Ouvi dizer que ainda há prédios privilegiados que ainda recebem a Dica da Semana, semanalmente e à segunda-feira. No meu prédio nunca mais recebemos esses exemplares e então tenho que roubar do prédio em frente para saber se é uma boa semana para comprar pepinos ou se devo esperar mais uns dias pela promoção. Ou será que é algum vizinho que nos anda a roubar as revistas mal as põem no chão do prédio? Aposto que é o lixeiro novo, que quando cá andava o Pina nunca tinham desaparecido Dicas da Semana, mas agora este novo deve levá-las a todas. Ouvi dizer que este lixeiro novo está a cumprir trabalho comunitário por ter esfaqueado o Pina numa discoteca, por causa de uma dívida de 20 contos de uns comprimidos que o Ramalho Drogas lhes tinha orientado.
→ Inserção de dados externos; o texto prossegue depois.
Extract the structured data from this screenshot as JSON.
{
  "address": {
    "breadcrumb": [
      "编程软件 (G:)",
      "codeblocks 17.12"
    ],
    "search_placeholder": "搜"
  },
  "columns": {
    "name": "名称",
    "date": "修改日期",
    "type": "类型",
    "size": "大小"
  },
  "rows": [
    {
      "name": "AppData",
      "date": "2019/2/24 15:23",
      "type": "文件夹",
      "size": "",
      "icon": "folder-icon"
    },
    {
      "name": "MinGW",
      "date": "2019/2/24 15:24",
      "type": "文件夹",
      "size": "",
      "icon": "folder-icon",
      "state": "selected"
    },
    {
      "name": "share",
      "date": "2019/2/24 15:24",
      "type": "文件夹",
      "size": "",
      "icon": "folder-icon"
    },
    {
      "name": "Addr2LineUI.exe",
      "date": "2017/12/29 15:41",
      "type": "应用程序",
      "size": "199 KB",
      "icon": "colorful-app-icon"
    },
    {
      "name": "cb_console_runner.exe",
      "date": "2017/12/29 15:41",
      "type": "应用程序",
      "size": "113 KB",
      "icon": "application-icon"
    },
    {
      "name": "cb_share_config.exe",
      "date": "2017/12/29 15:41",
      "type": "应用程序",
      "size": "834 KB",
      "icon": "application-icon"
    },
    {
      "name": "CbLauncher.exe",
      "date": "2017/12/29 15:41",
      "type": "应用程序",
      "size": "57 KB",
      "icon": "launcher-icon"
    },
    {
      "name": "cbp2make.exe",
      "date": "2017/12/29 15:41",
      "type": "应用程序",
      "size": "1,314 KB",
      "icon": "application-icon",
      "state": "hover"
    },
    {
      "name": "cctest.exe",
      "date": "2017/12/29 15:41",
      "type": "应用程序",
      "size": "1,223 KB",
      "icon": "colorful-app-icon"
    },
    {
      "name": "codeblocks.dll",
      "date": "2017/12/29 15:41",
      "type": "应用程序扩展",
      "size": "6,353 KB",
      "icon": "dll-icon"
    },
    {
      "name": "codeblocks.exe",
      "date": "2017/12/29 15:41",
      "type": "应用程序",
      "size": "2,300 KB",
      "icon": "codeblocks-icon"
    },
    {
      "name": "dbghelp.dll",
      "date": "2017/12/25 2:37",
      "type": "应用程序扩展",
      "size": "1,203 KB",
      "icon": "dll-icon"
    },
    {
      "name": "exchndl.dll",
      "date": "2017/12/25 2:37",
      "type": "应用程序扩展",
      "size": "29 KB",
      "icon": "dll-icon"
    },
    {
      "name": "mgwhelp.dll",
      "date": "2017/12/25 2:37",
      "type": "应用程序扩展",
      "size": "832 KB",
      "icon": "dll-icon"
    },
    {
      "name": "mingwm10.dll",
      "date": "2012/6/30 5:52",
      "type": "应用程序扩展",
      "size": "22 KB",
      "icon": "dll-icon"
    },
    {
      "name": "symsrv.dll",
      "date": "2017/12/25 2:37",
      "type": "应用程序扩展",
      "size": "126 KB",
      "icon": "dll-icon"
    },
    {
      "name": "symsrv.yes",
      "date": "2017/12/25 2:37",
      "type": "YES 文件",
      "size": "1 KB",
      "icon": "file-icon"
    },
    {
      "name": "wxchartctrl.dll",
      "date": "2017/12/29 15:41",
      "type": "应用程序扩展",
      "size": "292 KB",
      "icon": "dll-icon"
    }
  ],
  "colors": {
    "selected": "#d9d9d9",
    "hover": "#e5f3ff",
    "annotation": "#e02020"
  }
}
Coisa feia. Mas como vêem, é fácil conversar de coisas sem ser sobre o tempo.
P.S.: Claro que vocês não querem ser daquelas pessoas chatas que até evitam em partilhar o elevador com elas. Imagino se o Jorge Abel vivesse num prédio, toda a gente a deixá-lo apanhar o elevador sozinho senão já sabiam que ele ia falar sobre tintas e sobre como a política de contratações da Robialac é imbatível mas ao mesmo tempo desprezível, porque desfalca as empresas de tintas honestas como as do patrão dele. Juro, até eu quando tenho que ir com ele de elevador digo que ressuscitei um trauma de infância e que voltei a ter medo e então vou de escadas. Assim, se ele me seguir, posso ir a correr e escusamos de falar.